Ce matin, il en vient une rare : J'ai extrêmement bien dormi.

C'est peut-être vrai, mais ça, c'est avant que j'ouvre les yeux et qu'un mal de crâne m'assaille.  Je grogne et roule sur le côté, cherchant à tâtons un oreiller pour m'enfouir en-dessous. Je le rabats sur ma tête. Il sent bon le neuf et le café. J'aime bien. 

Bientôt, je vais devoir me lever, parler avec Cinq et affronter une insurmontable et inexplicable gênance, surmonter une gueule de bois et prendre une douche.

Ce programme épuisant de la journée suffit pour me rendormir.


Quand je me réveille pour la seconde fois, c'est pour de bon, enfin j'espère.

Je me redresse en baillant. L'autre côté du lit est froid, le soleil est levé depuis longtemps et filtre à travers les rideaux qui sont tirés sur la baie vitrée. La chambre est vraiment belle. Sur le mur opposé, il y a un grand dressing et deux portes. En face, un petit bureau, une chaise et un miroir accroché au mur. J'entends des notes de musique provenant de l'extérieur.

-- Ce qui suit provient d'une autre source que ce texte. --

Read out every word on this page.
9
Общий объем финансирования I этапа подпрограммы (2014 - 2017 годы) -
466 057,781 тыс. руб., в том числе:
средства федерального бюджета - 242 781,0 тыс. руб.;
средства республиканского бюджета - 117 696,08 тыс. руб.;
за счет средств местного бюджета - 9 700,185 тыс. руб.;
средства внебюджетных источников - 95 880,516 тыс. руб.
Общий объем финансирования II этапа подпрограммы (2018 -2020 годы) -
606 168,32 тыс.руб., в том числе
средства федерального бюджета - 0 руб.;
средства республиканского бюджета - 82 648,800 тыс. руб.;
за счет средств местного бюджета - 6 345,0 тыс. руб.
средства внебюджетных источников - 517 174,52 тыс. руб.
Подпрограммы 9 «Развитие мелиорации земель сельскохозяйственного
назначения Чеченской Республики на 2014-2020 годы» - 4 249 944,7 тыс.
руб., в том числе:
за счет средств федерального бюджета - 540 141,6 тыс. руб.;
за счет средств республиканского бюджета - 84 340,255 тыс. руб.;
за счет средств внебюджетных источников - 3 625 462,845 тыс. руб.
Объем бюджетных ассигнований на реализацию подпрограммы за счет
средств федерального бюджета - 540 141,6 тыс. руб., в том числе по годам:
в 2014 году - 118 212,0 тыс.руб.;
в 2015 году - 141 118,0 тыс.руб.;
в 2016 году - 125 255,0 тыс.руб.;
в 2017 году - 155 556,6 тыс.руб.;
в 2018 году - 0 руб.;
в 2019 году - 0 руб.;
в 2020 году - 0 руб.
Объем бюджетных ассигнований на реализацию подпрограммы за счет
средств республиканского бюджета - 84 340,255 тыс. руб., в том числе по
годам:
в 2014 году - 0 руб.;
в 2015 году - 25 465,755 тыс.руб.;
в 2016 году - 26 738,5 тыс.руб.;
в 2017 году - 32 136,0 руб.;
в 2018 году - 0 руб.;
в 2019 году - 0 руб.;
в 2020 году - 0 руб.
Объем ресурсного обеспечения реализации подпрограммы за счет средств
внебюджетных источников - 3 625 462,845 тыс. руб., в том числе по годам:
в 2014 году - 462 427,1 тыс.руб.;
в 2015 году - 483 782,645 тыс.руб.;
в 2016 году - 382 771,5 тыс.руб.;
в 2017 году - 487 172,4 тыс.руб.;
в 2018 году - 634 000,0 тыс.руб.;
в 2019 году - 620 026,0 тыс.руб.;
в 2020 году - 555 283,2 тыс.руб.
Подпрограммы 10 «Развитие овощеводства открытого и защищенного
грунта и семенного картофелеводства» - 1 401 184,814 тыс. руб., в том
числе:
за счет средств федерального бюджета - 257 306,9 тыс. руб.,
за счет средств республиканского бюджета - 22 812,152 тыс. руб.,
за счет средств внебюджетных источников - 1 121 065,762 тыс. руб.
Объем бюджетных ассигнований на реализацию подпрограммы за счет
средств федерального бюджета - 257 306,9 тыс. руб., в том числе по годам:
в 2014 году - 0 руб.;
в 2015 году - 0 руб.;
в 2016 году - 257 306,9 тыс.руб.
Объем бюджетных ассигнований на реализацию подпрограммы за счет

Au pied du lit, il y a un peignoir blanc que j'enfile. Ma robe et mes chaussures ne sont plus là. Mes pieds nus s'enfoncent dans le tapis. J'ouvre la première porte. Cinq n'a pas fait les choses à moitié. Elle qui donne sur un immense salon. Le sol est en parquet ciré, le plafond immense sert d'hôte à un lustre magnifique, et comme dans la chambre, une baie vitrée recouvre un mur. 

Il y a d'autres choses évidemment, mais ce qui retient mon attention, c'est le piano à queue derrière lequel est assis Cinq, au fond du salon. Je reste quelques secondes silencieuse, à savourer la mélodie et à le regarder aussi concentré. Puis je lance :

- Je ne savais pas que tu savais jouer du piano.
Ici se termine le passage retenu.